North Korean Prison Camps and Detention Centers
An estimated 150 thousand to 200 thousand persons are believed to be held in detention camps in remote areas [of North Korea], including for political reasons.
NGO, refugee, and press reports indicated that there were several types of camps, and separate camps reportedly existed for political prisoners. Using commercial satellite imagery to bolster their assertions about the existence of the camps and point out their main features, defectors claimed the camps covered areas as large as 200 square miles. The camps contained mass graves, barracks, work sites, and other prison facilities. The government continued to deny the existence of political prison camps.
The government considered critics of the regime to be political criminals. Reports from past years described political offenses as including sitting on newspapers bearing Kim Il Sung’s picture, mentioning Kim Il Sung’s limited formal education, or defacing photographs of the Kims.
Collective punishment reportedly was practiced in the past.
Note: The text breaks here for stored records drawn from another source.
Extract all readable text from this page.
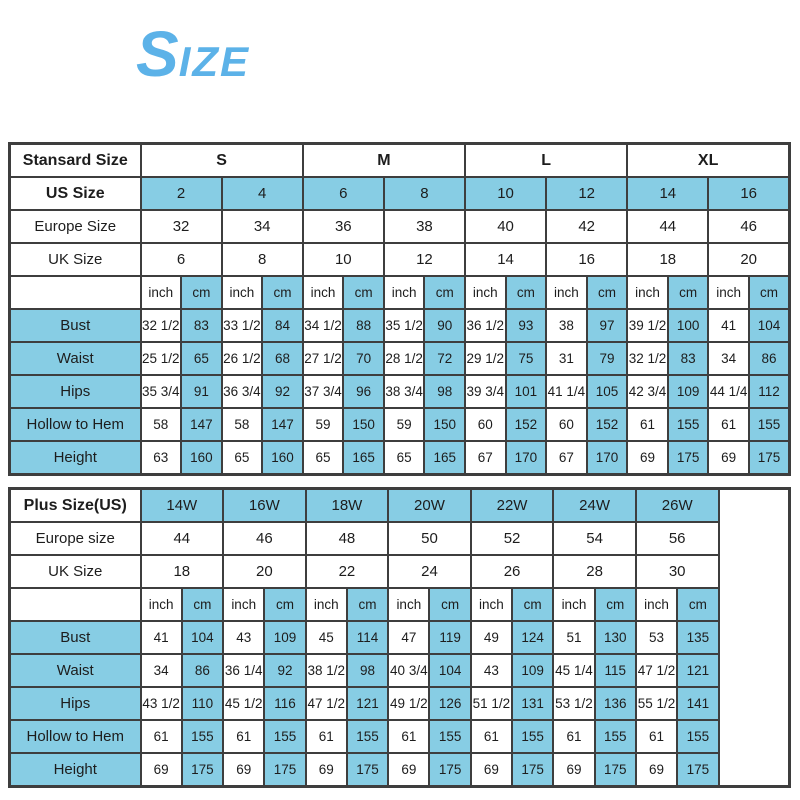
SIZE
Stansard Size	S				M				L				XL			
US Size	2		4		6		8		10		12		14		16	
Europe Size	32		34		36		38		40		42		44		46	
UK Size	6		8		10		12		14		16		18		20	
	inch	cm	inch	cm	inch	cm	inch	cm	inch	cm	inch	cm	inch	cm	inch	cm
Bust	32 1/2	83	33 1/2	84	34 1/2	88	35 1/2	90	36 1/2	93	38	97	39 1/2	100	41	104
Waist	25 1/2	65	26 1/2	68	27 1/2	70	28 1/2	72	29 1/2	75	31	79	32 1/2	83	34	86
Hips	35 3/4	91	36 3/4	92	37 3/4	96	38 3/4	98	39 3/4	101	41 1/4	105	42 3/4	109	44 1/4	112
Hollow to Hem	58	147	58	147	59	150	59	150	60	152	60	152	61	155	61	155
Height	63	160	65	160	65	165	65	165	67	170	67	170	69	175	69	175
Plus Size(US)	14W		16W		18W		20W		22W		24W		26W		
Europe size	44		46		48		50		52		54		56		
UK Size	18		20		22		24		26		28		30		
	inch	cm	inch	cm	inch	cm	inch	cm	inch	cm	inch	cm	inch	cm	
Bust	41	104	43	109	45	114	47	119	49	124	51	130	53	135	
Waist	34	86	36 1/4	92	38 1/2	98	40 3/4	104	43	109	45 1/4	115	47 1/2	121	
Hips	43 1/2	110	45 1/2	116	47 1/2	121	49 1/2	126	51 1/2	131	53 1/2	136	55 1/2	141	
Hollow to Hem	61	155	61	155	61	155	61	155	61	155	61	155	61	155	
Height	69	175	69	175	69	175	69	175	69	175	69	175	69	175	
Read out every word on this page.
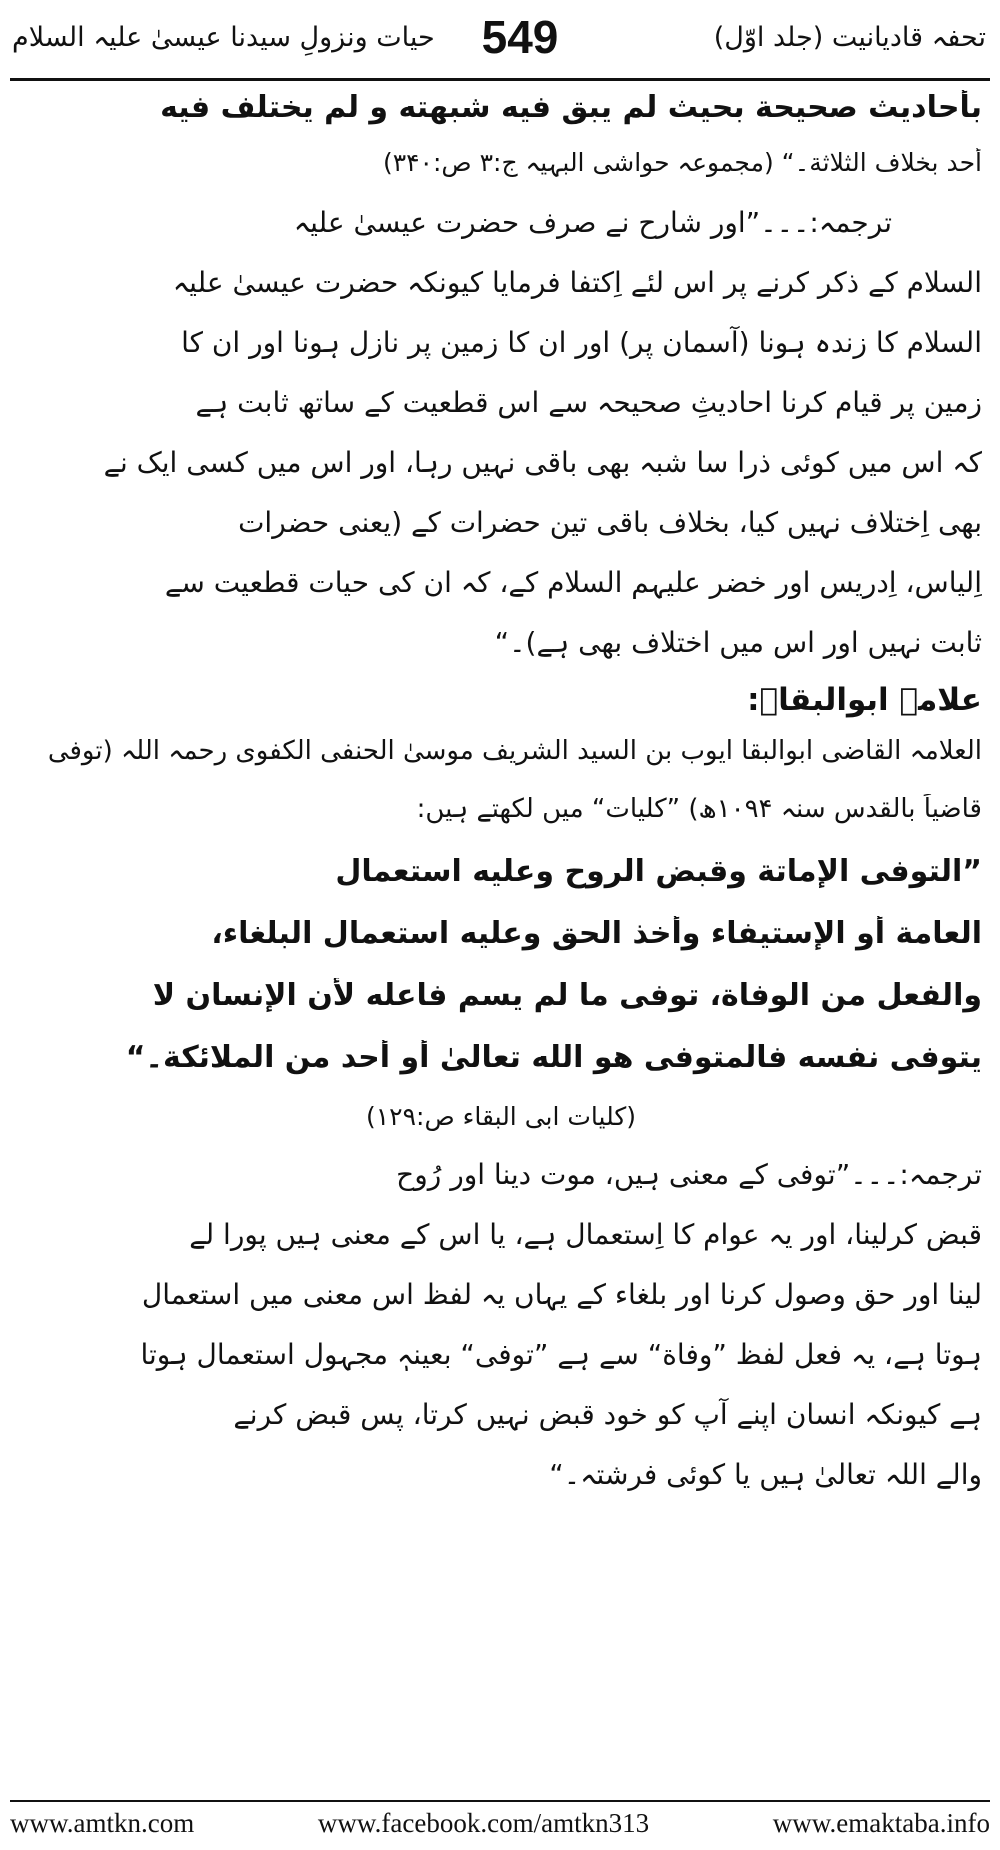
حیات ونزولِ سیدنا عیسیٰ علیہ السلام	549	تحفہ قادیانیت (جلد اوّل)
بأحاديث صحيحة بحيث لم يبق فيه شبهته و لم يختلف فيه
أحد بخلاف الثلاثة۔“ (مجموعہ حواشی البہیہ ج:۳ ص:۳۴۰)
ترجمہ:۔۔۔”اور شارح نے صرف حضرت عیسیٰ علیہ
السلام کے ذکر کرنے پر اس لئے اِکتفا فرمایا کیونکہ حضرت عیسیٰ علیہ
السلام کا زندہ ہونا (آسمان پر) اور ان کا زمین پر نازل ہونا اور ان کا
زمین پر قیام کرنا احادیثِ صحیحہ سے اس قطعیت کے ساتھ ثابت ہے
کہ اس میں کوئی ذرا سا شبہ بھی باقی نہیں رہا، اور اس میں کسی ایک نے
بھی اِختلاف نہیں کیا، بخلاف باقی تین حضرات کے (یعنی حضرات
اِلیاس، اِدریس اور خضر علیہم السلام کے، کہ ان کی حیات قطعیت سے
ثابت نہیں اور اس میں اختلاف بھی ہے)۔“
علامہ ابوالبقاؒ:
العلامہ القاضی ابوالبقا ایوب بن السید الشریف موسیٰ الحنفی الکفوی رحمہ اللہ (توفی
قاضیاً بالقدس سنہ ۱۰۹۴ھ) ”کلیات“ میں لکھتے ہیں:
”التوفی الإماتة وقبض الروح وعليه استعمال
العامة أو الإستيفاء وأخذ الحق وعليه استعمال البلغاء،
والفعل من الوفاة، توفى ما لم يسم فاعله لأن الإنسان لا
يتوفى نفسه فالمتوفى هو الله تعالىٰ أو أحد من الملائكة۔“
(کلیات ابی البقاء ص:۱۲۹)
ترجمہ:۔۔۔”توفی کے معنی ہیں، موت دینا اور رُوح
قبض کرلینا، اور یہ عوام کا اِستعمال ہے، یا اس کے معنی ہیں پورا لے
لینا اور حق وصول کرنا اور بلغاء کے یہاں یہ لفظ اس معنی میں استعمال
ہوتا ہے، یہ فعل لفظ ”وفاة“ سے ہے ”توفی“ بعینہٖ مجہول استعمال ہوتا
ہے کیونکہ انسان اپنے آپ کو خود قبض نہیں کرتا، پس قبض کرنے
والے اللہ تعالیٰ ہیں یا کوئی فرشتہ۔“
www.amtkn.com	www.facebook.com/amtkn313	www.emaktaba.info
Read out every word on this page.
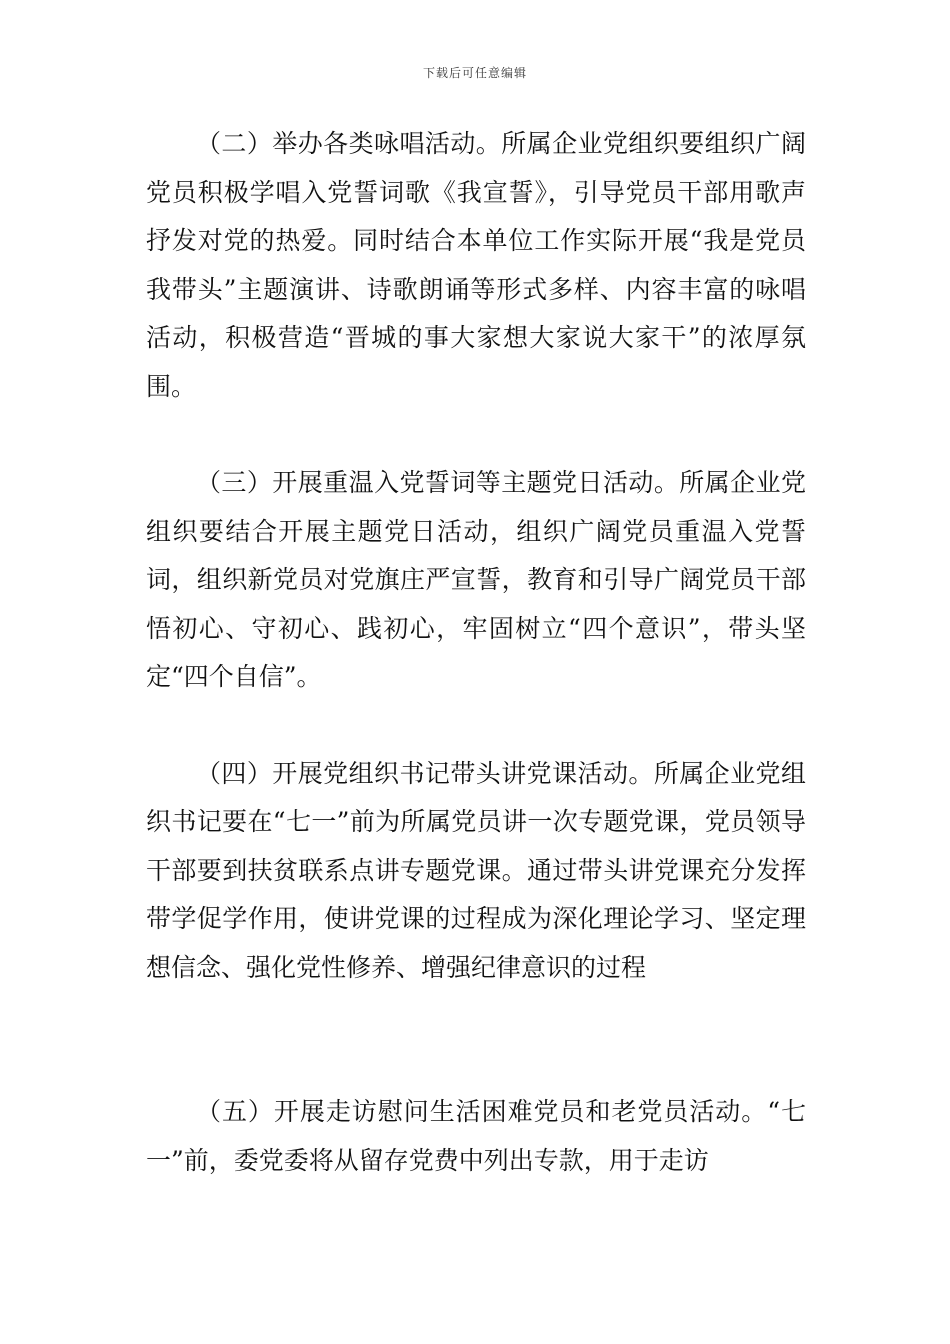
下载后可任意编辑

（二）举办各类咏唱活动。所属企业党组织要组织广阔党员积极学唱入党誓词歌《我宣誓》，引导党员干部用歌声抒发对党的热爱。同时结合本单位工作实际开展“我是党员我带头”主题演讲、诗歌朗诵等形式多样、内容丰富的咏唱活动，积极营造“晋城的事大家想大家说大家干”的浓厚氛围。

（三）开展重温入党誓词等主题党日活动。所属企业党组织要结合开展主题党日活动，组织广阔党员重温入党誓词，组织新党员对党旗庄严宣誓，教育和引导广阔党员干部悟初心、守初心、践初心，牢固树立“四个意识”，带头坚定“四个自信”。

（四）开展党组织书记带头讲党课活动。所属企业党组织书记要在“七一”前为所属党员讲一次专题党课，党员领导干部要到扶贫联系点讲专题党课。通过带头讲党课充分发挥带学促学作用，使讲党课的过程成为深化理论学习、坚定理想信念、强化党性修养、增强纪律意识的过程

（五）开展走访慰问生活困难党员和老党员活动。“七一”前，委党委将从留存党费中列出专款，用于走访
Entire families, including children, have been imprisoned when one member of the family was accused of a crime.
According to refugees, in some places of detention prisoners were given little or no food and were denied medical care. Sanitation was poor, and refugees who escaped from labor camps continued to report that they were rarely able to bathe or wash their clothing, nor were they given changes of clothing during months of incarceration.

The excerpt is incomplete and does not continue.